VIKTORIA 0-1 FENERBAHÇE, MAÇTAN ÇOK SONRA KISA KISA















Özürler, yazının gecikmesi nedeniyle. Eğlence bitti, sırada Bursa maçı var. Hem de önümüzdeki iki takımın da puan kaybettiği haftanın son maçında. Kazan, yaklaş.


Döneyim Viktoria maçına. Rakibe top göstermeyen, verdiği tek pozisyonu da bir dikkatsizlikle yaratan bir Fenerbahçe. Ve kaleyi bulan sayısız şut, rakip kalecinin kurtardığı net gollük vuruşlar. İkinci maç formalite maçı haline gelebilirdi. Olsun geç de olsa attığımız golle güzel oyunun beki karşılığını değil ama meyvesini alarak döndük.

Takımda kötü oynayan, sırıtan oyuncu yoktu. Selçuk'un oyunu tutuşu, Topal'ın ısırması. Kuyt'un sağ kanadımızı Gökhan'la müthiş işletmesi, Ziegler'in Gökhan kadar çıkamasa da kanadında güven vermesi, Baroni'nin durmadan alan doldurması, Sow'un daha fazla Webo'nun yanına kaçarak tehlike yaratması ve Webo'nun çalışkanlığı sayesinde sahada ne yaptığını bilmeyen bir rakip varmış gibi oldu karşımızda. Bekir ve Yobo'ya zorlanacakları top gelmedi. Oyunu daraltıp tüm kontrolü almamızın sonuçlarıydı bunlar.

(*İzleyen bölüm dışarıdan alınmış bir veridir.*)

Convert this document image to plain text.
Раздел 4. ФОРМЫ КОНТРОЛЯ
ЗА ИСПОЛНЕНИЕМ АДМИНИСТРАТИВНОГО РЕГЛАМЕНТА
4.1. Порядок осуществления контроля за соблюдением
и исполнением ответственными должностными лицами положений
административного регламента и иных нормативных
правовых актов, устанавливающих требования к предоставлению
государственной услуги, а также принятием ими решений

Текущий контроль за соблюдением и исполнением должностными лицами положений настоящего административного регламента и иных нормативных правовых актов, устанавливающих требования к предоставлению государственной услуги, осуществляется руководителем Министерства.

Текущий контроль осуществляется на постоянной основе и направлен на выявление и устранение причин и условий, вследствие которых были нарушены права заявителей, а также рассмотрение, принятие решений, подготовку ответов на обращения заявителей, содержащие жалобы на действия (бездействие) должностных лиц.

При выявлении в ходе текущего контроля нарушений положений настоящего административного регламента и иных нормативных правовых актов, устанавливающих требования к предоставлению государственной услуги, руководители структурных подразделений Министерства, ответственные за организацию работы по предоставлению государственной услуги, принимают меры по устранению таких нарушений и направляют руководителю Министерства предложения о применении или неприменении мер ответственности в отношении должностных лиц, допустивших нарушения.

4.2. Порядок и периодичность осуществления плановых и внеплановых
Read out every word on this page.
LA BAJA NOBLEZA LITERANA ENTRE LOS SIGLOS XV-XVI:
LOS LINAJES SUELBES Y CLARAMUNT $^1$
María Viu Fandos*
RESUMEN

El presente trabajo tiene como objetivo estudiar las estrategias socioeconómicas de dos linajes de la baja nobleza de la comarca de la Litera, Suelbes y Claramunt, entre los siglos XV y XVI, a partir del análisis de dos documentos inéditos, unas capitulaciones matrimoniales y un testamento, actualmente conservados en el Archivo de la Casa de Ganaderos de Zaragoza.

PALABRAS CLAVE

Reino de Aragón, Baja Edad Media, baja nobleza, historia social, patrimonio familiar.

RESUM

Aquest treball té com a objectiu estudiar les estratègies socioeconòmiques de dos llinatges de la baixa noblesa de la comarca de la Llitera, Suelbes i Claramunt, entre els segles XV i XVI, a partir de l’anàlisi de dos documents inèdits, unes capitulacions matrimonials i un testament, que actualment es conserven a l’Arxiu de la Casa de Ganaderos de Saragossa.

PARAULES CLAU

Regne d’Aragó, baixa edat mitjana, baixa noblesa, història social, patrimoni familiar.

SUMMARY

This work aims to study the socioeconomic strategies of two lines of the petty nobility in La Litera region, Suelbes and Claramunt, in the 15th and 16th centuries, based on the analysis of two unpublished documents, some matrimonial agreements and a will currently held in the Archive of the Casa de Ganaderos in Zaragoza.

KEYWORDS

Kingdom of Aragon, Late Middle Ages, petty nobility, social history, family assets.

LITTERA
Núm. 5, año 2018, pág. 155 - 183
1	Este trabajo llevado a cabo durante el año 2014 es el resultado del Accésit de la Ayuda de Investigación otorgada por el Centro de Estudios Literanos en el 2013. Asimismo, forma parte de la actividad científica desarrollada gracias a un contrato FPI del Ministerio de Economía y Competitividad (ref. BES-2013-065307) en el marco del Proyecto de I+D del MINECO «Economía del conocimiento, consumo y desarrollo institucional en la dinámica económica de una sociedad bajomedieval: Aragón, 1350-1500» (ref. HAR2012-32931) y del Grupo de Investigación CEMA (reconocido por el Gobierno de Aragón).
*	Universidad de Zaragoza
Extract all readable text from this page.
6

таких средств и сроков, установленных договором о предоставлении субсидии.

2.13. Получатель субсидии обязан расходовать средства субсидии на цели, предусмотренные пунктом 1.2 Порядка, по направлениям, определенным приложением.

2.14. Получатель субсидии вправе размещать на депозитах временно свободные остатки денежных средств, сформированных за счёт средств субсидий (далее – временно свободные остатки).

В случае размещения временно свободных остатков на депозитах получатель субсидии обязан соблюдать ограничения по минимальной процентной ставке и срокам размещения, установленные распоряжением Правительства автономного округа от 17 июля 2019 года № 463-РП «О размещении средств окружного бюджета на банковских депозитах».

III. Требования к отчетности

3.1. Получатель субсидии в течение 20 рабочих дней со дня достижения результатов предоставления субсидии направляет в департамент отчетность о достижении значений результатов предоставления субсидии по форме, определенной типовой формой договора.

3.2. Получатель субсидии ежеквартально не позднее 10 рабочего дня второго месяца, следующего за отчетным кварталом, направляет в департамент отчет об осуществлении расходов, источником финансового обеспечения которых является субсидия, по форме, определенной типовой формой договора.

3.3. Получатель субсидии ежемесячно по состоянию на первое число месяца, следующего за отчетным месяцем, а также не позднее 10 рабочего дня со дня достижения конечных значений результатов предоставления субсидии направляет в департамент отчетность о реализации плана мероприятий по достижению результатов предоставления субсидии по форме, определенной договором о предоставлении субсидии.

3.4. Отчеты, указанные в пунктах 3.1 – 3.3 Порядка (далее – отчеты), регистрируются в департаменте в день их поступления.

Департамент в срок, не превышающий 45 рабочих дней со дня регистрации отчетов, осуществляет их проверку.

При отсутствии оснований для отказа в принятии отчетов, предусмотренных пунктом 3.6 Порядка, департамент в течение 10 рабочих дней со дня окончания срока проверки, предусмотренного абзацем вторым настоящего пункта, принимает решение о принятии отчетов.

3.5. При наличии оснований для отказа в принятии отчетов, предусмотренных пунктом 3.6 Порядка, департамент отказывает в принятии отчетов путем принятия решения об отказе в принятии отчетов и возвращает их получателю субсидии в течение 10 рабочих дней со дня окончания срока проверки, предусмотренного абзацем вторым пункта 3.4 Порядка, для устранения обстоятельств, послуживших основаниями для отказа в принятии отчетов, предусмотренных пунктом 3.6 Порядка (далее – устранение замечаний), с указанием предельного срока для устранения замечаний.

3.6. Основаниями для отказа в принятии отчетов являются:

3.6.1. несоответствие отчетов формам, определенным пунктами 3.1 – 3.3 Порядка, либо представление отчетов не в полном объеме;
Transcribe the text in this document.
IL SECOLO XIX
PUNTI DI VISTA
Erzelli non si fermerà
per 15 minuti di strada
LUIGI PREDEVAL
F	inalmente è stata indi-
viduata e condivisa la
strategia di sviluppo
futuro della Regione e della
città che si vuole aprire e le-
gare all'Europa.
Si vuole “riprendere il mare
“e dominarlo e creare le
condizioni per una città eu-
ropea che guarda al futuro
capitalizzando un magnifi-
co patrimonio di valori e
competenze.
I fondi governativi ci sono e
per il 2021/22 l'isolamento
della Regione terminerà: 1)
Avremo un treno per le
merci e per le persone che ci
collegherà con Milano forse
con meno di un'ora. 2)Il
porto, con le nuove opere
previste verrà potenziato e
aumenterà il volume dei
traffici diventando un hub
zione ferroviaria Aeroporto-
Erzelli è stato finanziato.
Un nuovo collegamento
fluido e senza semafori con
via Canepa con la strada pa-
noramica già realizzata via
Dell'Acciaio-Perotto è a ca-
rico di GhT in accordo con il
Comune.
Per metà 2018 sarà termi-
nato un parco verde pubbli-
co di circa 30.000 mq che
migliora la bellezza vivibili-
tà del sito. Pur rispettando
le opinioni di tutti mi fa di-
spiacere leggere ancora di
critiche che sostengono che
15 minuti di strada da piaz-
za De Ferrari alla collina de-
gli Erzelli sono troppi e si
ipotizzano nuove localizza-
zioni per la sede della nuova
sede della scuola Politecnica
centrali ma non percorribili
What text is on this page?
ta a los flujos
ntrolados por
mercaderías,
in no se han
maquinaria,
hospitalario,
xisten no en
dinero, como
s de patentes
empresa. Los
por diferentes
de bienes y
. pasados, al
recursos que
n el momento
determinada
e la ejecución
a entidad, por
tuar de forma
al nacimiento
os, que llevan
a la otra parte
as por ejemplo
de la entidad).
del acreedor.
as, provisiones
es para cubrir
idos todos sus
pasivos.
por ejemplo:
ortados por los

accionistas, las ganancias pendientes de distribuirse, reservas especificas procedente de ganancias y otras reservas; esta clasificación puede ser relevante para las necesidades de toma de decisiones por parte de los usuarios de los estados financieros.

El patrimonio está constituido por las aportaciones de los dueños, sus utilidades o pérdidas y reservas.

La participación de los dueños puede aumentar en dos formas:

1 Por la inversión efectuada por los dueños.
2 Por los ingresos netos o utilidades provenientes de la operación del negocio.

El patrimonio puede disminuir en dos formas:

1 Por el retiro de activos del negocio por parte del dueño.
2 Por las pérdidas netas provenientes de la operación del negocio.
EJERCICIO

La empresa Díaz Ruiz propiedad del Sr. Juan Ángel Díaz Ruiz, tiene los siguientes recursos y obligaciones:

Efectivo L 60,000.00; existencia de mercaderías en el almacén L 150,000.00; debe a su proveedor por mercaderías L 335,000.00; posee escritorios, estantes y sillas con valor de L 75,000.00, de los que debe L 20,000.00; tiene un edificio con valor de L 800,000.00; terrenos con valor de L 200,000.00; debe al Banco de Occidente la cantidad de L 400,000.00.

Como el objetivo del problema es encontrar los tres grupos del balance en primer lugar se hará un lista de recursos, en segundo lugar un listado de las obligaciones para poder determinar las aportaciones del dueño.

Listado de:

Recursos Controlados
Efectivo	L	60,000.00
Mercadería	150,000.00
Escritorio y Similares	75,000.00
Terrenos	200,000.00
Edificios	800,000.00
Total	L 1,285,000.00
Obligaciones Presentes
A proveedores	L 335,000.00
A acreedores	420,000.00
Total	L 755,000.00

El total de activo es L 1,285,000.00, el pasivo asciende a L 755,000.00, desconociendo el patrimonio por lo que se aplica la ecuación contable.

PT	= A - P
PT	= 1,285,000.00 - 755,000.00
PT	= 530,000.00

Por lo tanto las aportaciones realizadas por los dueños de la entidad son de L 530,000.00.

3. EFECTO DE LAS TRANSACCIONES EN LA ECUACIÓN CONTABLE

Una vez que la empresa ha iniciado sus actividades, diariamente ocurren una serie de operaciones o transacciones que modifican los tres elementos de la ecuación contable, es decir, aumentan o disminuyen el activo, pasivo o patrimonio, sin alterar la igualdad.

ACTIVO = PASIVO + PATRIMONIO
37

Çok önemli bir takımı ve aslında Avrupa kupalarında puan olarak yerimizde saydığımız dönemde rakibimiz olan bir takımı hem de yenilmezliklerini sürdürdüğü sahalarında yenip döndük. Evet iki devreli bir maçın ilkini kazandık sadece ve rövanşında 12. adam tribünlerde olmayacak 11 Mart'ta yapacağımız savunma olumlu sonuç vermezse. Bu nedenle turu atlamış gibi görmemeliyiz kendimizi.

Fakat diğer yandan da muhtemelen bir tur sonrasında karşımıza gelecek 7 rakibe de bakmak gerekecek. Rövanş maçımız 14 Mart'ta, eğer turu geçersek de 15 Mart'ta kura çekimini olacak. Avrupa Ligi'in İlk 8 Takımı arasına gireceğiz. Temkinli bir rövanş, sakin ayaklar, serin akıllar.